Şimdi ıslatan taraf Jong İn'di.

''Hey ! ben yeterince ayığım ! Yapmaaa''
''Hahah bunu hakettin sevgili Kahya'm'' kıkırdadı ve son kelimelerinin altını çizer gibi vurgulamıştı.

Her ikisi de bunun 'Evet seni kabul ediyorum , yanımda kalmaya devam et' mesajı barından 
sözcükler olduğunu kavramıştı.

Suyla oyunu bırakıp odaya geri girdiler.
İkiside sırılsıklam olmuştu.

''Siz üstününüzü giyin ben midenize iyi gelecek bi yemek getireyim.''
''Hey senli benli konuşurken siz ve efendim olayınamı döneceğiz , bunu söyleme , sevmiyorum.''
''A-ah peki.''

''Ayrıca buraya gel.''
''Ne ?''
''Üç adım öne gel '' gülümsedi.
Dolabından giyebilecke rahat bi şeyler çıkarırken , çıkardığı havluyu Kyungsoo'nun kafasına attı.
''Hasta olursan bana nasıl hizmet edeceksin hı ?'' boğazını temizledi.

''ooh evet, haklısın''
Kyungso ellerini kafasına götürerek kurulamaya başladı.

Jong İn devam etti.
''Ayrıca şu garip siyah papyonlu takımın , onu giyme.İngiliz kraliye ailesinin
kahyalığını yapmıyorsun , rahat bişeyler giyebilirsin.''

''Oh teşekkürler.''

''Odana git ve üstünü değiştir , sonra bahsettiğin şu lezzetli yemeği getirirsin.''

''Ah evet , hemen getireceğim'' deyip hızla çıktı.

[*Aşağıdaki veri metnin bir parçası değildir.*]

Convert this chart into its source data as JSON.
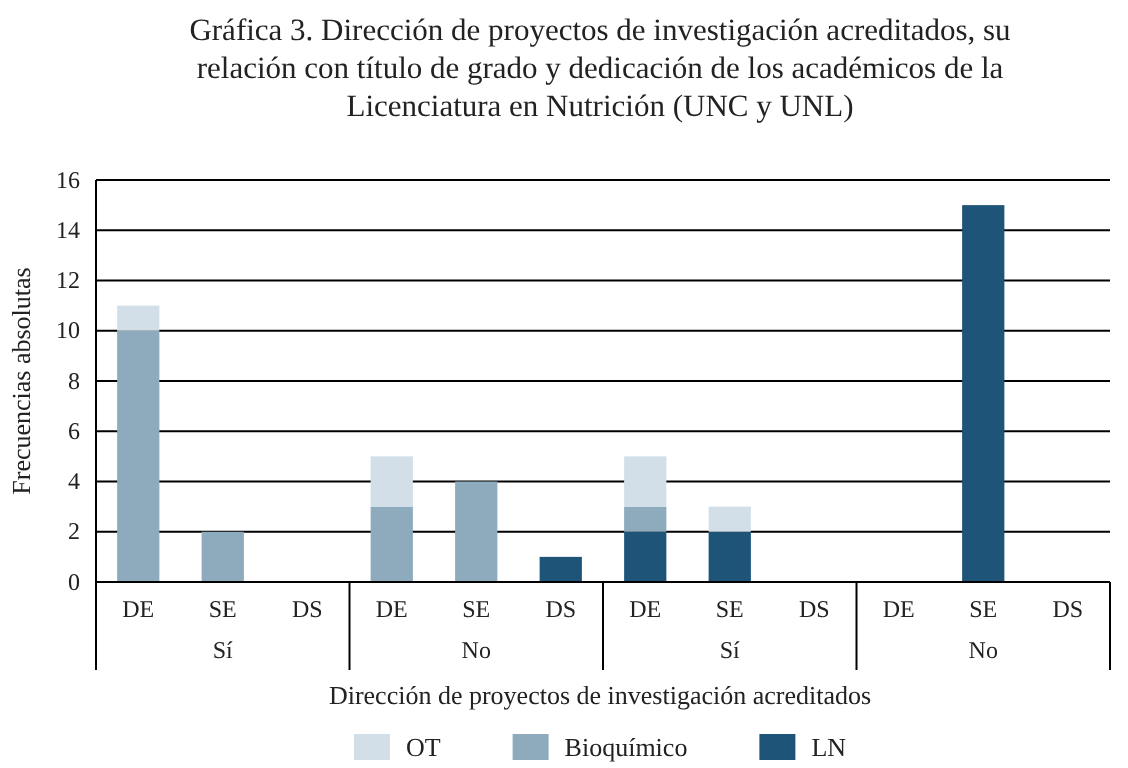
{
  "chart_data": {
    "type": "bar",
    "stacked": true,
    "title": "Gráfica 3. Dirección de proyectos de investigación acreditados, su relación con título de grado y dedicación de los académicos de la Licenciatura en Nutrición (UNC y UNL)",
    "xlabel": "Dirección de proyectos de investigación acreditados",
    "ylabel": "Frecuencias absolutas",
    "categories": [
      "DE",
      "SE",
      "DS",
      "DE",
      "SE",
      "DS",
      "DE",
      "SE",
      "DS",
      "DE",
      "SE",
      "DS"
    ],
    "annotations": [
      "Sí",
      "No",
      "Sí",
      "No"
    ],
    "series": [
      {
        "name": "LN",
        "color": "#1d5478",
        "values": [
          0,
          0,
          0,
          0,
          0,
          1,
          2,
          2,
          0,
          0,
          15,
          0
        ]
      },
      {
        "name": "Bioquímico",
        "color": "#8eaabd",
        "values": [
          10,
          2,
          0,
          3,
          4,
          0,
          1,
          0,
          0,
          0,
          0,
          0
        ]
      },
      {
        "name": "OT",
        "color": "#d3dfe8",
        "values": [
          1,
          0,
          0,
          2,
          0,
          0,
          2,
          1,
          0,
          0,
          0,
          0
        ]
      }
    ],
    "ylim": [
      0,
      16
    ],
    "yticks": [
      0,
      2,
      4,
      6,
      8,
      10,
      12,
      14,
      16
    ],
    "grid": "y",
    "legend": "bottom"
  }
}
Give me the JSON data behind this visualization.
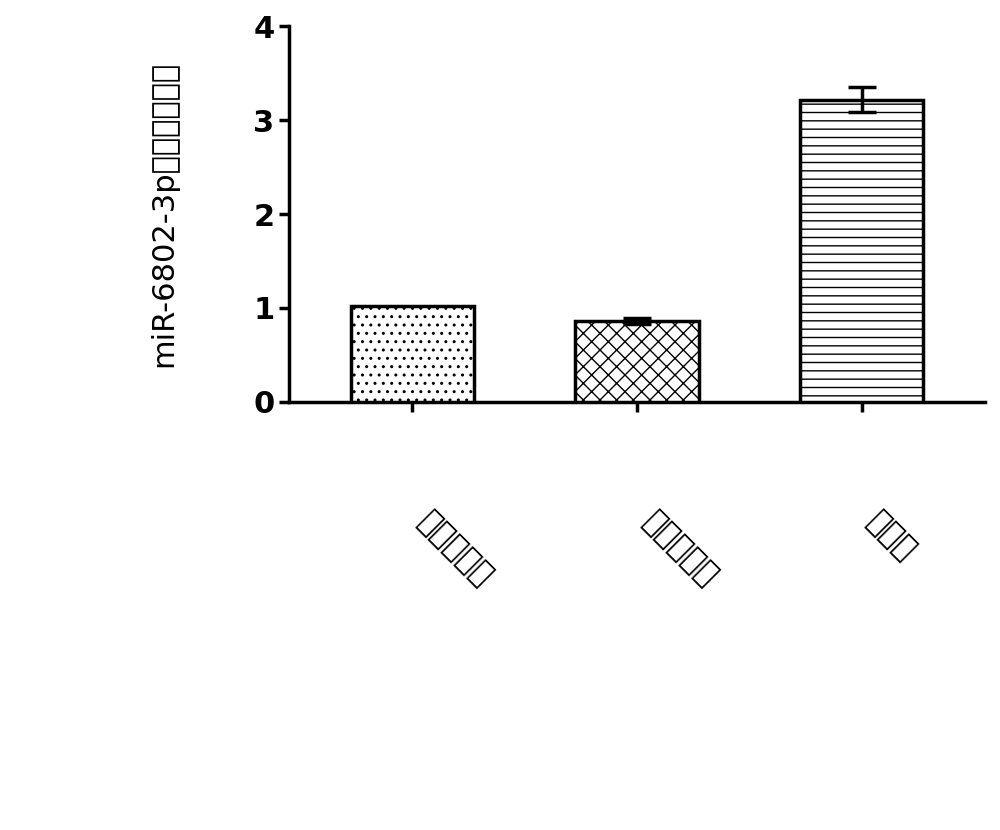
{
  "categories": [
    "空白对照组",
    "阴性对照组",
    "实验组"
  ],
  "values": [
    1.02,
    0.86,
    3.22
  ],
  "errors": [
    0.0,
    0.03,
    0.13
  ],
  "ylabel": "miR-6802-3p的相对表达量",
  "ylim": [
    0,
    4.0
  ],
  "yticks": [
    0,
    1,
    2,
    3,
    4
  ],
  "bar_width": 0.55,
  "bar_edge_color": "#000000",
  "bar_linewidth": 2.5,
  "background_color": "#ffffff",
  "hatch_patterns": [
    "..",
    "xx",
    "--"
  ],
  "bar_face_colors": [
    "#ffffff",
    "#ffffff",
    "#ffffff"
  ],
  "error_capsize": 10,
  "error_linewidth": 2.5,
  "error_color": "#000000",
  "tick_fontsize": 22,
  "ylabel_fontsize": 22,
  "xtick_rotation": -45,
  "spine_linewidth": 2.5
}
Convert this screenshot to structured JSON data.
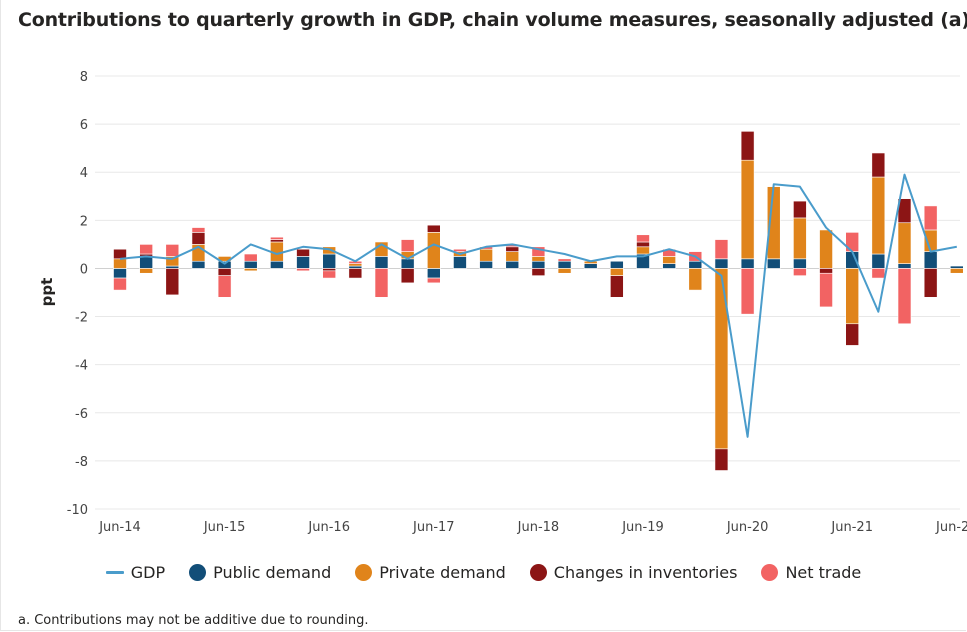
{
  "title": "Contributions to quarterly growth in GDP, chain volume measures, seasonally adjusted (a)",
  "footnote": "a. Contributions may not be additive due to rounding.",
  "legend": [
    {
      "label": "GDP",
      "kind": "line",
      "color": "#4a9ccb"
    },
    {
      "label": "Public demand",
      "kind": "dot",
      "color": "#124e78"
    },
    {
      "label": "Private demand",
      "kind": "dot",
      "color": "#e0841b"
    },
    {
      "label": "Changes in inventories",
      "kind": "dot",
      "color": "#8c1515"
    },
    {
      "label": "Net trade",
      "kind": "dot",
      "color": "#f26363"
    }
  ],
  "chart_data": {
    "type": "bar",
    "stacked": true,
    "title": "Contributions to quarterly growth in GDP, chain volume measures, seasonally adjusted (a)",
    "ylabel": "ppt",
    "ylim": [
      -10,
      8
    ],
    "yticks": [
      8,
      6,
      4,
      2,
      0,
      -2,
      -4,
      -6,
      -8,
      -10
    ],
    "grid": true,
    "legend_position": "bottom",
    "categories": [
      "Jun-14",
      "Sep-14",
      "Dec-14",
      "Mar-15",
      "Jun-15",
      "Sep-15",
      "Dec-15",
      "Mar-16",
      "Jun-16",
      "Sep-16",
      "Dec-16",
      "Mar-17",
      "Jun-17",
      "Sep-17",
      "Dec-17",
      "Mar-18",
      "Jun-18",
      "Sep-18",
      "Dec-18",
      "Mar-19",
      "Jun-19",
      "Sep-19",
      "Dec-19",
      "Mar-20",
      "Jun-20",
      "Sep-20",
      "Dec-20",
      "Mar-21",
      "Jun-21",
      "Sep-21",
      "Dec-21",
      "Mar-22",
      "Jun-22"
    ],
    "xtick_labels": [
      "Jun-14",
      "Jun-15",
      "Jun-16",
      "Jun-17",
      "Jun-18",
      "Jun-19",
      "Jun-20",
      "Jun-21",
      "Jun-22"
    ],
    "series": [
      {
        "name": "Public demand",
        "color": "#124e78",
        "values": [
          -0.4,
          0.5,
          0.1,
          0.3,
          0.3,
          0.3,
          0.3,
          0.5,
          0.6,
          0.1,
          0.5,
          0.4,
          -0.4,
          0.5,
          0.3,
          0.3,
          0.3,
          0.3,
          0.2,
          0.3,
          0.6,
          0.2,
          0.3,
          0.4,
          0.4,
          0.4,
          0.4,
          0.0,
          0.7,
          0.6,
          0.2,
          0.7,
          0.1
        ]
      },
      {
        "name": "Private demand",
        "color": "#e0841b",
        "values": [
          0.4,
          -0.2,
          0.4,
          0.7,
          0.2,
          -0.1,
          0.8,
          0.0,
          0.3,
          0.1,
          0.6,
          0.3,
          1.5,
          0.2,
          0.5,
          0.4,
          0.2,
          -0.2,
          0.1,
          -0.3,
          0.3,
          0.3,
          -0.9,
          -7.5,
          4.1,
          3.0,
          1.7,
          1.6,
          -2.3,
          3.2,
          1.7,
          0.9,
          -0.2
        ]
      },
      {
        "name": "Changes in inventories",
        "color": "#8c1515",
        "values": [
          0.4,
          0.1,
          -1.1,
          0.5,
          -0.3,
          0.0,
          0.1,
          0.3,
          -0.1,
          -0.4,
          0.0,
          -0.6,
          0.3,
          0.0,
          0.0,
          0.2,
          -0.3,
          0.0,
          0.0,
          -0.9,
          0.2,
          0.0,
          0.0,
          -0.9,
          1.2,
          0.0,
          0.7,
          -0.2,
          -0.9,
          1.0,
          1.0,
          -1.2,
          0.0
        ]
      },
      {
        "name": "Net trade",
        "color": "#f26363",
        "values": [
          -0.5,
          0.4,
          0.5,
          0.2,
          -0.9,
          0.3,
          0.1,
          -0.1,
          -0.3,
          0.1,
          -1.2,
          0.5,
          -0.2,
          0.1,
          0.1,
          0.1,
          0.4,
          0.1,
          0.0,
          0.0,
          0.3,
          0.3,
          0.4,
          0.8,
          -1.9,
          0.0,
          -0.3,
          -1.4,
          0.8,
          -0.4,
          -2.3,
          1.0,
          0.0
        ]
      },
      {
        "name": "GDP",
        "color": "#4a9ccb",
        "type": "line",
        "values": [
          0.4,
          0.5,
          0.4,
          0.9,
          0.2,
          1.0,
          0.6,
          0.9,
          0.8,
          0.3,
          1.0,
          0.4,
          1.0,
          0.6,
          0.9,
          1.0,
          0.8,
          0.6,
          0.3,
          0.5,
          0.5,
          0.8,
          0.5,
          -0.3,
          -7.0,
          3.5,
          3.4,
          1.7,
          0.7,
          -1.8,
          3.9,
          0.7,
          0.9
        ]
      }
    ]
  }
}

Jong İn Kyungsoo odadan çıktıktan sonra sırıtıyordu.
''Ona kötü davranmak için bir nedenim yok . '' diye mırıldandı.

Kyungsoo odanın kapasını kapatıp, kendi odasına doğru yöneldi.

''Demek kabuğundan çıkıyorsun Küçük Bey.Buna gerçekten sevindim'' gülümsedi.